HUMANOID ROBOT: THE BIOMECHATRONIC APPROACH FOR THE DEVELOPMENT OF ARTIFICIAL HANDS



THE BIOMECHATRONIC APPROACH FOR THE DEVELOPMENT OF ARTIFICIAL HANDS.:
The main goal in designing a novel humanoid hands is to fulfill critical requirements such as functionality, controllability, low weight, low energy consumption and noiseless. These requirements can be fulfilled by an integrated design approach called biomechatronic design.
The first step towards this objective is to enhance the hand dexterity by increasing the DOF and reducing size of the system.The main problem in developing such a hand is the limited space available to integrate actuators within the hand. Anyway, recent progress in sensors, actuators and embedded control technologies are encouraging the development of such hand.

SYSTEM ARCHITECTURE:
The proposed biomechatronic hand will be equipped with three actuators systems to provide a tripod grasping: two identical finger actuators systems and one thumb actuator system.
The finger actuator system is based on two micro actuators which drive respectively the metacarpo-phalangeal joint (MP) and the proximal inter-phalangeal joint (PIP); for cosmetic reasons, both actuators are fully integrated in the hand structure: the first in the palm and the second within the proximal phalanx. The distal inter-phalangeal (DIP) joint is driven by a four bar link connected to the PIP joint.
The grasping task is divided in two subsequent phases:
1> Reaching and shape adapting phase;
2> Grasping phase with thumb opposition.

In fact, in phase one the first actuator system allows the finger to adapt to the morphological characteristics of the grasped object by means of a low output torque motor. In phase two, the thumb actuator system provides a power opposition useful to manage critical grips, especially in case of heavy or slippery objects.

KINEMATIC ARCHITECTURE:
A first analysis based on the kinematics characteristics of the human hand, during grasping tasks, led us to approach the mechanical design with a multi-DOF hand structure. Index and middle finger are equipped with active DOF respectively in the MP and in the PIP joints, while the DIP joint is actuated by one driven passive DOF.
The thumb movements are accomplished with two active DOF in the MP joint and one driven passive DOF in the IP joint. This configuration will permit to oppose the thumb to each finger.

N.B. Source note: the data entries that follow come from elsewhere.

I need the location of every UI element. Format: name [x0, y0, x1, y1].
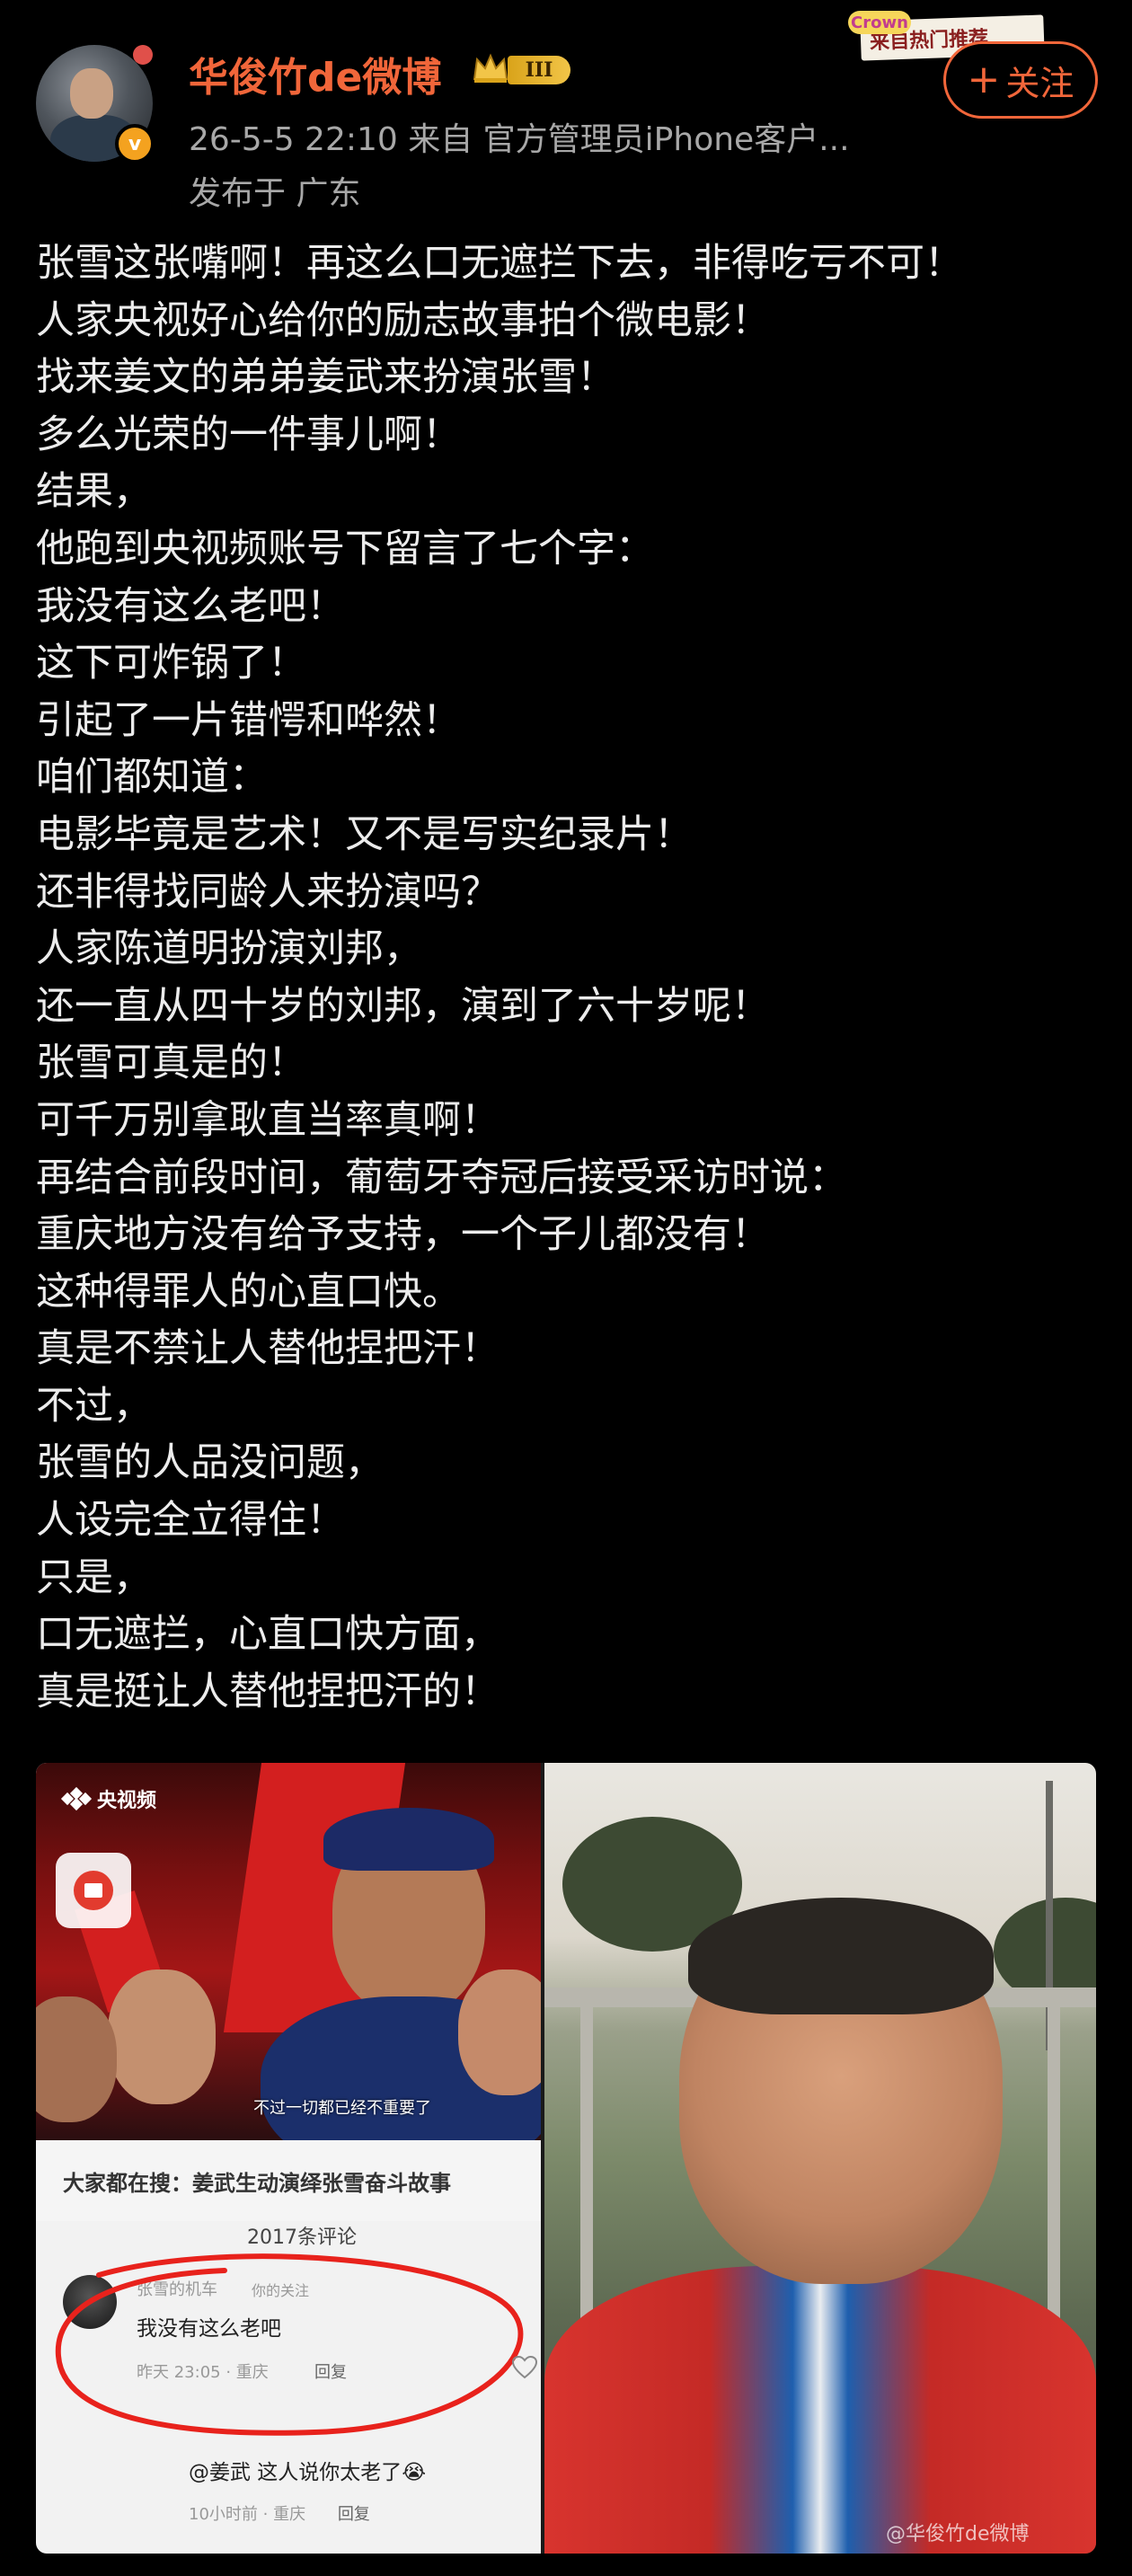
post-line: 不过，	[36, 1383, 152, 1429]
reply-meta: 10小时前 · 重庆 回复	[189, 2501, 530, 2525]
post-image-screenshot[interactable]: 央视频 不过一切都已经不重要了 大家都在搜：姜武生动演绎张雪奋斗故事 2017条…	[36, 1763, 541, 2554]
man-hair	[688, 1898, 994, 2014]
reply-text: @姜武 这人说你太老了😭	[189, 2461, 427, 2484]
post-line: 这下可炸锅了！	[36, 641, 306, 686]
post-line: 重庆地方没有给予支持，一个子儿都没有！	[36, 1212, 770, 1258]
verified-badge-icon: v	[115, 124, 155, 164]
post-line: 电影毕竟是艺术！又不是写实纪录片！	[36, 811, 693, 857]
level-badge[interactable]: III	[472, 49, 579, 88]
post-line: 结果，	[36, 469, 152, 515]
post-body: 张雪这张嘴啊！再这么口无遮拦下去，非得吃亏不可！ 人家央视好心给你的励志故事拍个…	[36, 235, 1105, 1721]
post-line: 只是，	[36, 1554, 152, 1600]
reply-time: 10小时前 · 重庆	[189, 2505, 306, 2524]
post-line: 人家陈道明扮演刘邦，	[36, 926, 422, 972]
post-line: 真是挺让人替他捏把汗的！	[36, 1669, 500, 1714]
heart-icon	[512, 2356, 537, 2379]
post-location: 发布于 广东	[189, 175, 361, 212]
post-meta: 26-5-5 22:10 来自 官方管理员iPhone客户...	[189, 121, 850, 158]
cctv-logo-icon	[60, 1786, 93, 1811]
person-cap	[323, 1808, 494, 1871]
cctv-logo: 央视频	[60, 1784, 157, 1813]
post-line: 找来姜文的弟弟姜武来扮演张雪！	[36, 355, 615, 401]
post-line: 多么光荣的一件事儿啊！	[36, 412, 461, 457]
reply-item: @姜武 这人说你太老了😭 10小时前 · 重庆 回复	[189, 2455, 530, 2525]
commenter-name: 张雪的机车	[137, 2280, 217, 2299]
plus-icon: +	[967, 57, 1001, 102]
post-line: 张雪这张嘴啊！再这么口无遮拦下去，非得吃亏不可！	[36, 241, 963, 286]
post-line: 这种得罪人的心直口快。	[36, 1269, 461, 1315]
comment-item: 张雪的机车 你的关注 我没有这么老吧 昨天 23:05 · 重庆 回复	[63, 2273, 530, 2390]
post-line: 再结合前段时间，葡萄牙夺冠后接受采访时说：	[36, 1155, 847, 1200]
post-line: 张雪的人品没问题，	[36, 1440, 384, 1486]
reply-button: 回复	[337, 2505, 370, 2524]
post-image-photo[interactable]: @华俊竹de微博	[544, 1763, 1096, 2554]
fence-shape	[580, 1987, 593, 2365]
crowd-face	[108, 1970, 216, 2104]
post-line: 人设完全立得住！	[36, 1498, 345, 1544]
username[interactable]: 华俊竹de微博	[189, 45, 441, 102]
post-line: 还非得找同龄人来扮演吗？	[36, 869, 500, 915]
post-header: v 华俊竹de微博 III 26-5-5 22:10 来自 官方管理员iPhon…	[0, 0, 1132, 225]
post-line: 人家央视好心给你的励志故事拍个微电影！	[36, 297, 770, 343]
post-line: 他跑到央视频账号下留言了七个字：	[36, 526, 654, 571]
post-line: 咱们都知道：	[36, 755, 268, 801]
avatar-face	[70, 68, 113, 119]
crown-icon	[473, 53, 509, 83]
comment-text: 我没有这么老吧	[137, 2317, 281, 2341]
man-shirt	[544, 2266, 1096, 2554]
comment-time: 昨天 23:05 · 重庆	[137, 2363, 269, 2382]
follow-button[interactable]: + 关注	[943, 41, 1098, 119]
comment-reply: 回复	[314, 2363, 347, 2382]
video-subtitle: 不过一切都已经不重要了	[253, 2099, 431, 2118]
post-line: 引起了一片错愕和哗然！	[36, 697, 461, 743]
notification-dot	[133, 45, 153, 65]
post-line: 真是不禁让人替他捏把汗！	[36, 1326, 500, 1372]
post-line: 口无遮拦，心直口快方面，	[36, 1612, 500, 1658]
trending-search-bar: 大家都在搜：姜武生动演绎张雪奋斗故事	[36, 2140, 541, 2221]
post-line: 还一直从四十岁的刘邦，演到了六十岁呢！	[36, 983, 770, 1029]
post-image-grid: 央视频 不过一切都已经不重要了 大家都在搜：姜武生动演绎张雪奋斗故事 2017条…	[36, 1763, 1096, 2554]
crown-sticker: Crown	[848, 11, 911, 34]
fence-shape	[1048, 1987, 1060, 2365]
cctv-label: 央视频	[97, 1790, 157, 1812]
commenter-avatar	[63, 2275, 117, 2329]
video-frame: 央视频 不过一切都已经不重要了	[36, 1763, 541, 2140]
level-number: III	[508, 56, 570, 84]
follow-tag: 你的关注	[252, 2282, 310, 2299]
post-line: 可千万别拿耿直当率真啊！	[36, 1097, 500, 1143]
post-line: 我没有这么老吧！	[36, 583, 345, 629]
post-line: 张雪可真是的！	[36, 1040, 306, 1086]
comment-count: 2017条评论	[247, 2226, 357, 2249]
crowd-face	[458, 1970, 541, 2095]
record-button-icon	[56, 1853, 131, 1928]
image-watermark: @华俊竹de微博	[886, 2523, 1030, 2545]
follow-label: 关注	[1005, 63, 1075, 103]
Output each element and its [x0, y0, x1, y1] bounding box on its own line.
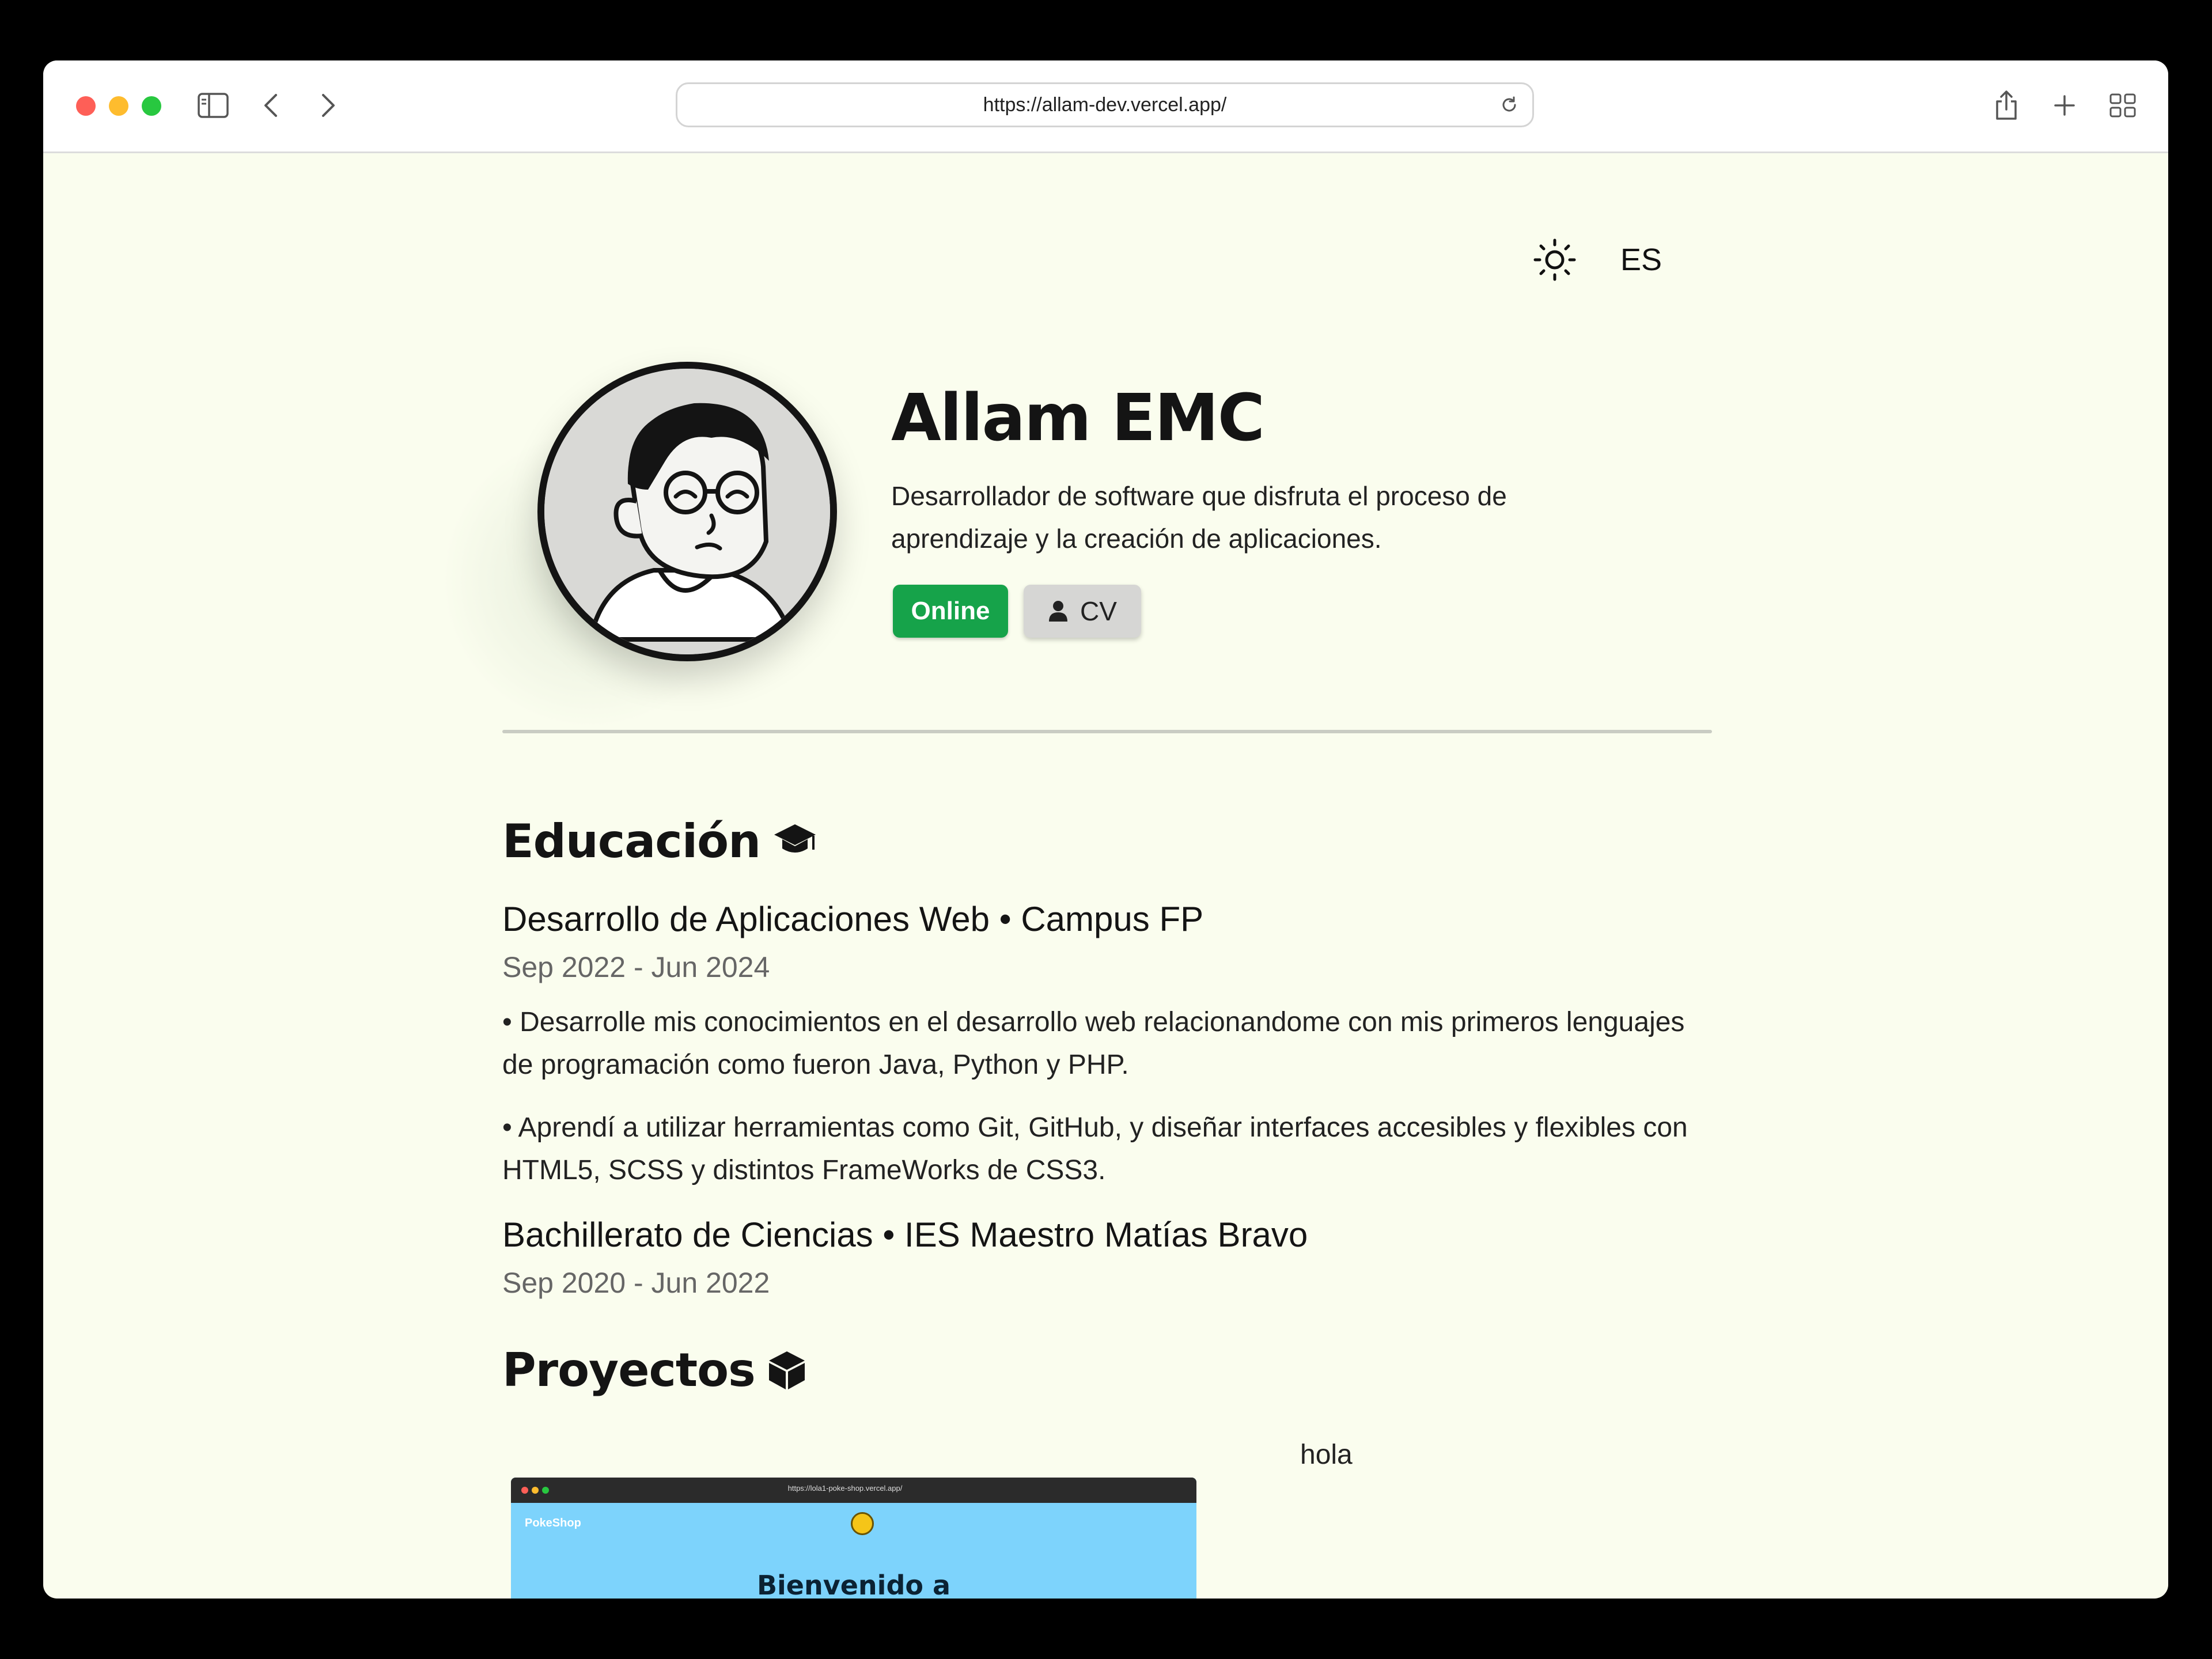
theme-toggle-button[interactable]: [1532, 237, 1578, 283]
user-icon: [1049, 601, 1068, 622]
status-badge: Online: [893, 585, 1008, 638]
project-screenshot[interactable]: https://lola1-poke-shop.vercel.app/ Poke…: [511, 1478, 1196, 1599]
graduation-cap-icon: [774, 824, 816, 853]
pokeball-logo-icon: [851, 1512, 874, 1535]
education-heading-label: Educación: [502, 815, 761, 868]
screenshot-browser-bar: https://lola1-poke-shop.vercel.app/: [511, 1478, 1196, 1503]
browser-window: https://allam-dev.vercel.app/ ES Allam E…: [43, 60, 2168, 1599]
profile-tagline: Desarrollador de software que disfruta e…: [891, 481, 1507, 554]
screenshot-brand: PokeShop: [525, 1517, 581, 1529]
education-item-dates: Sep 2022 - Jun 2024: [502, 951, 770, 983]
cube-icon: [768, 1351, 805, 1389]
projects-heading-label: Proyectos: [502, 1343, 756, 1397]
education-item-dates: Sep 2020 - Jun 2022: [502, 1267, 770, 1299]
sidebar-toggle-icon[interactable]: [196, 88, 230, 123]
screenshot-maximize-dot: [542, 1487, 549, 1494]
education-item-bullet: • Aprendí a utilizar herramientas como G…: [502, 1112, 1688, 1185]
screenshot-welcome: Bienvenido a: [756, 1570, 951, 1599]
screenshot-close-dot: [521, 1487, 528, 1494]
avatar: [537, 362, 837, 661]
back-icon[interactable]: [253, 88, 288, 123]
sun-icon: [1533, 238, 1576, 281]
forward-icon[interactable]: [311, 88, 346, 123]
project-title[interactable]: hola: [1300, 1435, 1353, 1475]
reload-icon[interactable]: [1500, 96, 1518, 116]
cv-button[interactable]: CV: [1024, 585, 1141, 638]
new-tab-icon[interactable]: [2047, 88, 2082, 123]
address-bar[interactable]: https://allam-dev.vercel.app/: [676, 82, 1534, 127]
education-item-title: Desarrollo de Aplicaciones Web • Campus …: [502, 900, 1204, 938]
maximize-window-button[interactable]: [142, 96, 161, 116]
tab-overview-icon[interactable]: [2105, 88, 2140, 123]
close-window-button[interactable]: [76, 96, 96, 116]
education-item-title: Bachillerato de Ciencias • IES Maestro M…: [502, 1215, 1308, 1254]
minimize-window-button[interactable]: [109, 96, 128, 116]
page-content: ES Allam EMC Desarrollador de software q…: [43, 153, 2168, 1599]
profile-name: Allam EMC: [891, 381, 1265, 456]
address-bar-url[interactable]: https://allam-dev.vercel.app/: [677, 84, 1532, 126]
projects-heading: Proyectos: [502, 1339, 806, 1402]
cv-button-label: CV: [1080, 596, 1117, 626]
screenshot-minimize-dot: [532, 1487, 539, 1494]
language-toggle[interactable]: ES: [1620, 240, 1662, 280]
education-heading: Educación: [502, 810, 817, 873]
education-item-bullet: • Desarrolle mis conocimientos en el des…: [502, 1007, 1685, 1080]
share-icon[interactable]: [1989, 88, 2024, 123]
divider: [502, 730, 1712, 733]
screenshot-url: https://lola1-poke-shop.vercel.app/: [787, 1484, 903, 1493]
browser-toolbar: https://allam-dev.vercel.app/: [43, 60, 2168, 153]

1.ANTHROPOMORPHIC SENSORY-MOTOR CO-ORDINATION SCHEMES:
A general framework for artificial perception and sensory-motor co-ordination in robotic grasping has been proposed at the ARTS LAB, based on the integration of visual and tactile perception, processed through anthropomorphic schemes for control, behavioral planning and learning. The problem of grasping has been sub-divided into four key problems, for which specific solutions have been implemented and validated through experimental trials, relying on anthropomorphic sensors and actuators, such as an integrated fingertip (including a tactile, a thermal and a dynamic sensor), a retina-like visual sensor, and the anthropomorphic Dexter arm and Marcus hand.
In particular,
1. Planning of the pre-grasping hand shaping,
2. Learning of motor co-ordination strategies.
3. Tactile-motor co-ordination in graspind and
4. Object classification based on the visuo-tactile information are described and reported in the following paragraphs.

1.1 A NEURO-FUZZY APPROACH TO GRASP PLANNING:
The first module has the aim of providing the capability of planning the proper hand, in the case of a multi-fingered hand, based on geometrical features of the object to be grasped. A neuro-fuzzy approach is adopted for trying to replicate human capability of processing qualitative data and of learning.
The base of knowledge on which the fuzzy system can process inputs and determine outputs is built by a neural network (NN). The trained system has been validated on a test set of 200 rules, of which the 92.15% was correctly identified.

1.2 INTEGRATION OF VISION AND TOUCH IN EDGE

TRACKING:
In order to validate the anthropomorphic model of sensory-motor co-ordination in grasping, a module was implemented to perform visual and tactile edge tracking, considered as the first step of sensory-motor co-ordination in grasping actions.
The proposed methodology includes the application of the reinforcement-learning paradigm to back propagation NNs, in order to replicate the human capability of creating associations between sensory data and motor schemes, based on the results of attempts to perform movements.The resulting robot behavior consists in co-ordinating the movement of the fingertip along an object edge, by integrating visual information on the edge, proprioceptive information on the arm configuration, and tactile information on the contact, and by processing this information in a neural framework based on the reinforcement-learning paradigm. The aimed goal of edge tracking is pursued by a strategy starting from a totally random policy and evolving via rewards and punishments.